But all Babieno means, he explained to Engadget, is that Bloober is ready to branch out from the slow-moving, cryptic games it’s become entwined with.

“[In our past games, we] focused on the story, we focused on the mood, we focused on the quality of graphics and music, but we didn’t put a lot of attention on the gameplay mechanics,” he said. “It wasn’t our target. But we decided that there was a ceiling that we couldn’t break if we did not deliver something fresh, something new.”

This seems encouraging to me. Bloober’s recent “reimagining” of the Layers of Fear series was disappointing evidence of the studio’s inability to handle some sensitive topics, like mental illness and women’s issues like “hysteria,” with grace. Bloober needs a refresh.
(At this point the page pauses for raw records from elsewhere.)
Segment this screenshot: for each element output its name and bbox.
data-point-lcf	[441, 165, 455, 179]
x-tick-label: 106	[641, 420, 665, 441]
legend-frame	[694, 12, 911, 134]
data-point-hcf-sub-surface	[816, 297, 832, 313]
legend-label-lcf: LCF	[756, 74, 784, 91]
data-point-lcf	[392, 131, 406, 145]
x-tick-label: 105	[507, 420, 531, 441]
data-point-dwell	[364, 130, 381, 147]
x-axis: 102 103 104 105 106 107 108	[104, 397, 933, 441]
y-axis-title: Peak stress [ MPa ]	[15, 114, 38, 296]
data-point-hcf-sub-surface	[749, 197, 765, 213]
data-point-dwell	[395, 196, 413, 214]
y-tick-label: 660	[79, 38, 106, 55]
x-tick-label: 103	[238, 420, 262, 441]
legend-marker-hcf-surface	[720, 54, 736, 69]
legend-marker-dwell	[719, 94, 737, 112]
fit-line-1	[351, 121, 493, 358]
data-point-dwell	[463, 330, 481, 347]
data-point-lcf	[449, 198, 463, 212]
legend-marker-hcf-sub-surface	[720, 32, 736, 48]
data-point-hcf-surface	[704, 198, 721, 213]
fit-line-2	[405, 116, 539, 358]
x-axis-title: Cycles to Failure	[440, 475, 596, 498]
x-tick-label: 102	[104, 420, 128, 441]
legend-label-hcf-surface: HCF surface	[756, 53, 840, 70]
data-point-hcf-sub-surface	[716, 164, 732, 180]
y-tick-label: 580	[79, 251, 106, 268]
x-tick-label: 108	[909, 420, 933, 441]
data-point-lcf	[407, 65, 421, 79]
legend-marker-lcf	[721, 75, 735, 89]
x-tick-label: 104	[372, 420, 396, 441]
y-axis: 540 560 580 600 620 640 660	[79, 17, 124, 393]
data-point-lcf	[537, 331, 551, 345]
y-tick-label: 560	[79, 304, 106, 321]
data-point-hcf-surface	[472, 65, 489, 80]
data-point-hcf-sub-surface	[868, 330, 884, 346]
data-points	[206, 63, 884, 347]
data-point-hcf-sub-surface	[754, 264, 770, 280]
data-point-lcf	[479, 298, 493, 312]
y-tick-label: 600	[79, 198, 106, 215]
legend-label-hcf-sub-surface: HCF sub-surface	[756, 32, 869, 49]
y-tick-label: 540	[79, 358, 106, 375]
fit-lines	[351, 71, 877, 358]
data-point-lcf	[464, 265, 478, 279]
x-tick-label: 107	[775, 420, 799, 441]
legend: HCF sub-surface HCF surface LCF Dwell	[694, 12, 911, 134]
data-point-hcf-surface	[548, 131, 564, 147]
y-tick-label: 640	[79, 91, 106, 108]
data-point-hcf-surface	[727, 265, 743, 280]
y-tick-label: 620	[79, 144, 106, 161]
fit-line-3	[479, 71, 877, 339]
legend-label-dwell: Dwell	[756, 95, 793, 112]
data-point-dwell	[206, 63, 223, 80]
And since the Silent Hill 2 remake, which does not yet have a release date, will also tackle many fragile topics, now is the perfect time for Bloober to reassess its approach to games.

“We are touching something sacred,” Babieno said about working on Silent Hill 2.

He understands that his studio’s interpretation of the 2001 game will be divisive no matter what, but as part of Bloober’s new mass-appeal initiative, Babieno said players can expect all forthcoming titles to have “a lot of gameplay mechanics” and to “be much bigger” than past Bloober games.